In today’s digital world, people have become dependent on technology. Both our personal and professional lives are dependent on technology because it has transformed the way we do things; the way we live, the way we obtain information, the way we communicate, the way we travel, the way we entertain, and the way we learn. In fact, technological advancements occur due to people’s demands and life-style changes. The specific needs, wants and knowledge of society are what drives technology to evolve. Moreover, the advancements of technology are driven by adaptive learning, even if knowledge is commoditized.
It is apparent that the advancements of technology present both positive and negative effects. Positive, because technology has simplified the way we operate.
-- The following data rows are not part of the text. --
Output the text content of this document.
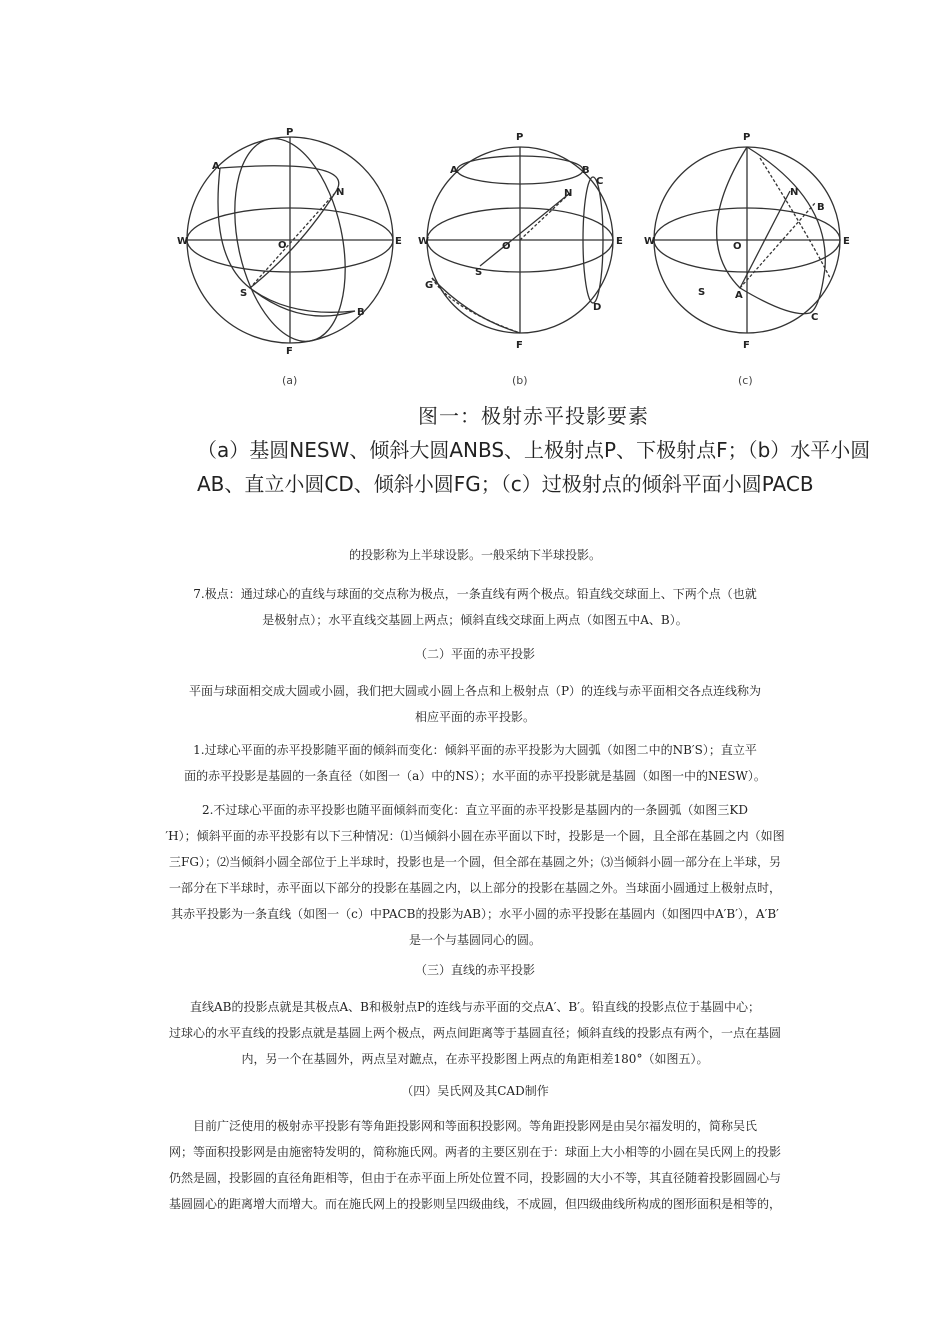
P
A
N
W	O	E
S
B
F
P
A	B
C
N
W	O	E
S
G
D
F
P
N
B
W	O	E
S	A
C
F
(a)	(b)	(c)
图一：极射赤平投影要素
（a）基圆NESW、倾斜大圆ANBS、上极射点P、下极射点F；（b）水平小圆
AB、直立小圆CD、倾斜小圆FG；（c）过极射点的倾斜平面小圆PACB
的投影称为上半球设影。一般采纳下半球投影。
7.极点：通过球心的直线与球面的交点称为极点，一条直线有两个极点。铅直线交球面上、下两个点（也就
是极射点）；水平直线交基圆上两点；倾斜直线交球面上两点（如图五中A、B）。
（二）平面的赤平投影
平面与球面相交成大圆或小圆，我们把大圆或小圆上各点和上极射点（P）的连线与赤平面相交各点连线称为
相应平面的赤平投影。
1.过球心平面的赤平投影随平面的倾斜而变化：倾斜平面的赤平投影为大圆弧（如图二中的NB′S）；直立平
面的赤平投影是基圆的一条直径（如图一（a）中的NS）；水平面的赤平投影就是基圆（如图一中的NESW）。
2.不过球心平面的赤平投影也随平面倾斜而变化：直立平面的赤平投影是基圆内的一条圆弧（如图三KD
′H）；倾斜平面的赤平投影有以下三种情况：⑴当倾斜小圆在赤平面以下时，投影是一个圆，且全部在基圆之内（如图
三FG）；⑵当倾斜小圆全部位于上半球时，投影也是一个圆，但全部在基圆之外；⑶当倾斜小圆一部分在上半球，另
一部分在下半球时，赤平面以下部分的投影在基圆之内，以上部分的投影在基圆之外。当球面小圆通过上极射点时，
其赤平投影为一条直线（如图一（c）中PACB的投影为AB）；水平小圆的赤平投影在基圆内（如图四中A′B′），A′B′
是一个与基圆同心的圆。
（三）直线的赤平投影
直线AB的投影点就是其极点A、B和极射点P的连线与赤平面的交点A′、B′。铅直线的投影点位于基圆中心；
过球心的水平直线的投影点就是基圆上两个极点，两点间距离等于基圆直径；倾斜直线的投影点有两个，一点在基圆
内，另一个在基圆外，两点呈对蹠点，在赤平投影图上两点的角距相差180°（如图五）。
（四）吴氏网及其CAD制作
目前广泛使用的极射赤平投影有等角距投影网和等面积投影网。等角距投影网是由吴尔福发明的，简称吴氏
网；等面积投影网是由施密特发明的，简称施氏网。两者的主要区别在于：球面上大小相等的小圆在吴氏网上的投影
仍然是圆，投影圆的直径角距相等，但由于在赤平面上所处位置不同，投影圆的大小不等，其直径随着投影圆圆心与
基圆圆心的距离增大而增大。而在施氏网上的投影则呈四级曲线，不成圆，但四级曲线所构成的图形面积是相等的，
Technology is convenient, saves time, increases productivity, simplifies communication, and improves education and health care. Negative, because technology can be distraction, eliminates the need for face-to-face interaction, and can contribute to the development of unhealthy habits; such as obesity, addiction, and tendonitis. Despite the positive and negative effects of technology, our world could not function without it.
For this week’s post, we were asked to share our biggest concerns for teaching in the digital (social media) age. Let me start off by saying that I am all for social media. Social media is used often within both my personal and professional life. Social media allows me to communicate with my family and friends, access news and information, and expand my professional development as an educator. As an experienced digital citizen, I am aware of the potential dangers that comes hand-in-hand with using social media. However, my biggest concern is that educators will shy away from using digital literacy within their teaching practices simply because they fear the potential risks involved while using social media, and that alone. As explained in my blog from last week, social media can be a productive and valuable teaching tool, if it is used appropriately and in a controlled environment. Thanh Hoang Nam Le, a fellow classmate of mine, expressed his thoughts in regards to open education and sharing students work online. He states, “Before engaging students to learn in the open, professors need to introduce students to an established media guidelines and policies that clarify the appropriate use of social media tools”. I could not agree more. In order for social media to be viewed as an effective teaching tool, it is the responsibility of the teacher to educate their students about digital citizenship, digital footprint, social media etiquette, and the specific purpose of the selected tool they intend to use. This educational process is concerning to me as potential online dangers can be avoided, only if the necessary preparation/precautions are taken before we encourage our students to learn in the open.
With technology being so convenient, it also makes me wonder about my profession. Should educators be concerned about their careers? Nowadays, anything you want to know about can be Googled or watched on YouTube. Are we expected to incorporate social media within our teaching practices? If so, how much time is expected? If we avoid it, are we doing a disservice to our students? Therefore, the big question is: what is the role of the teacher? Well, the truth is teachers do not need to feel intimidated by learning in the open because teachers offer a learning experience more essential than technology offers. Teachers offer personal connections and one-on-one learning experiences that “virtual learning simply cannot do”. Teachers teach students critical thinking skills and inspire students to be lifelong learners. Teachers also establish trust and special bonds that lead to special memories in the lives of students. So, with confidence, I can say “relax teacher friends”! Technology cannot replace us but rather assist us in our teaching practices! So, get out there and show our students how learning in the open can be fun and beneficial. But under the supervision of the teacher, of course!